O Centro Gestor e Operacional do Sistema de Proteção da Amazônia (Censipam) completou 10 anos na última terça-feira (17 de abril). Instituído em 2002 pelo Decreto nº 4.200, para substituir a Secretaria-Executiva do Conselho Deliberativo do Sistema de Proteção da Amazônia (Seconsipam), o Censipam é criado com a atribuição de fazer a gestão do Sistema de Proteção da Amazônia (Sipam). Ainda no ano 2002 (julho) já é inaugurado o primeiro Centro Regional do Sipam em Manaus (AM). Em 2003, o de Porto Velho e 2004 o de Belém.

Cabe ao Censipam propor, acompanhar, implementar e executar as políticas, diretrizes e ações voltadas ao Sipam, aprovadas e definidas pelo Conselho Deliberativo do Sistema de Proteção da Amazônia (Consipam), composto por vários órgãos governamentais, conforme estabelece o Decreto 4.200. Entre as suas atribuições também está a de coordenar, controlar e avaliar as ações e atividades relativas à ativação do Sipam. Assim como gerenciar a implementação de ações cooperativadas em parceria com órgãos governamentais e realizar estudos e pesquisas.

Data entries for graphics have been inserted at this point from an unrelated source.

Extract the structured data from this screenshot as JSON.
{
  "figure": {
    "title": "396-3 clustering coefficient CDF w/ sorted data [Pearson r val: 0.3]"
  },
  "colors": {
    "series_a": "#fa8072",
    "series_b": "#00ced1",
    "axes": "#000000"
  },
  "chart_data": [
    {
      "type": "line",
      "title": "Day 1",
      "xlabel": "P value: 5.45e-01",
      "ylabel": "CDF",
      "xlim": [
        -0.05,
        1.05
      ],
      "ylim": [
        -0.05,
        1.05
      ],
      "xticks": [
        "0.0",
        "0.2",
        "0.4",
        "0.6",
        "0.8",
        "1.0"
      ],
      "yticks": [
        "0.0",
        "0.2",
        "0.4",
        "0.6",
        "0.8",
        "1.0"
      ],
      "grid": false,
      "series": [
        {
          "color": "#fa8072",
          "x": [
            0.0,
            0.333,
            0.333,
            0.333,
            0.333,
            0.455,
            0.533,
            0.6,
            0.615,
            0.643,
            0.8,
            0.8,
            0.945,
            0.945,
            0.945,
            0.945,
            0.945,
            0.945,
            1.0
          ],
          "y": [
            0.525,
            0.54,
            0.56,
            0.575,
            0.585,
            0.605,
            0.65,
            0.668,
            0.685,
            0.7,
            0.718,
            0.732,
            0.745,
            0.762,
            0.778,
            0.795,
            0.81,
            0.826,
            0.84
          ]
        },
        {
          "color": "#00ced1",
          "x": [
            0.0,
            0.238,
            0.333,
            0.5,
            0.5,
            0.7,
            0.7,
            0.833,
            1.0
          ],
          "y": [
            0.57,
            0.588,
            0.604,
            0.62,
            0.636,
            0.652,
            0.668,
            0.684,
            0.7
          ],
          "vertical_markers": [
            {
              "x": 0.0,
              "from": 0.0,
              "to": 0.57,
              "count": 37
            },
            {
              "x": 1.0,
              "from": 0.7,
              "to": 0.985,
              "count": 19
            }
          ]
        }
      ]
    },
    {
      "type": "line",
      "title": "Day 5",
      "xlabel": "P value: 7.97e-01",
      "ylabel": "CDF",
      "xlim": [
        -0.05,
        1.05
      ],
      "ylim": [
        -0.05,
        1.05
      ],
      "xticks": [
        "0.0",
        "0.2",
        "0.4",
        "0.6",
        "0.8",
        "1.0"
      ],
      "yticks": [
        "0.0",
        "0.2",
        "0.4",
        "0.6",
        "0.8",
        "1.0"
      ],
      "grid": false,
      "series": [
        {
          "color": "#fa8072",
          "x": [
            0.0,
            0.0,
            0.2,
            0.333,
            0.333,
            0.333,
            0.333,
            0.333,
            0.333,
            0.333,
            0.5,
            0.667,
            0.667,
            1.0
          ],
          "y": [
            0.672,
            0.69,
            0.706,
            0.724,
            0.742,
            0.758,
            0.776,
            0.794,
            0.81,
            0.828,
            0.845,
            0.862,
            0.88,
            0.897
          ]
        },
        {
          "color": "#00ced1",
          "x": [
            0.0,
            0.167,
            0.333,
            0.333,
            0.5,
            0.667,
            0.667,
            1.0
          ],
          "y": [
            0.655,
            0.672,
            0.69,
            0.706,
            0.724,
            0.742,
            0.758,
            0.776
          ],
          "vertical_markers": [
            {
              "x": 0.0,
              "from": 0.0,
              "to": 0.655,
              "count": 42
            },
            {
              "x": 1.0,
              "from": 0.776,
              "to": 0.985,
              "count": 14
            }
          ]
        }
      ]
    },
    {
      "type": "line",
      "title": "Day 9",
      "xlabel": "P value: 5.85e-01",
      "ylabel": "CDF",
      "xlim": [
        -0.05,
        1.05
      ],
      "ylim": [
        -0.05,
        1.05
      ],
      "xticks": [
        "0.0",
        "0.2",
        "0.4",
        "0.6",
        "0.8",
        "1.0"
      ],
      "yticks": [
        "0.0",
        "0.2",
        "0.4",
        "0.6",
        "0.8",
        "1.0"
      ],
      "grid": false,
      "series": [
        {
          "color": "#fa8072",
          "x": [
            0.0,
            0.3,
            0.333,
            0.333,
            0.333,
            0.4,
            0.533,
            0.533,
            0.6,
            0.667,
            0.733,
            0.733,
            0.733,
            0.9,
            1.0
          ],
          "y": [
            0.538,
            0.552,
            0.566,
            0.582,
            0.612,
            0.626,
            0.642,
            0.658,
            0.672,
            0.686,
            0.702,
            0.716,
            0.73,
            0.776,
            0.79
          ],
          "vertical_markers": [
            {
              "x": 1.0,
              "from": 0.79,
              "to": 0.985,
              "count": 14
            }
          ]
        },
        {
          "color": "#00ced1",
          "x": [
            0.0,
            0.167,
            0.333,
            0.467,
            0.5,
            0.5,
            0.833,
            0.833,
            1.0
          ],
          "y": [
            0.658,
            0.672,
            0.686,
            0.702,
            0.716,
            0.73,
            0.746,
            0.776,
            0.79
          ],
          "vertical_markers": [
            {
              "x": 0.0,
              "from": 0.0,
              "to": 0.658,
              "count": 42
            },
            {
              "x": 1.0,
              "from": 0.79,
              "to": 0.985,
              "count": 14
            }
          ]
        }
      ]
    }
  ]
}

História - Até a criação e implantação do Sipam, vários órgãos governamentais atuavam na região amazônica de forma individualizada, realizando, por vezes, o mesmo tipo de tarefa, sem compartilhar o conhecimento obtido e sem otimizar os recursos públicos. Remanescia ainda a necessidade da presença efetiva do Estado na Amazônia, como também um sistema que ajudasse no controle, na fiscalização e no monitoramento da região.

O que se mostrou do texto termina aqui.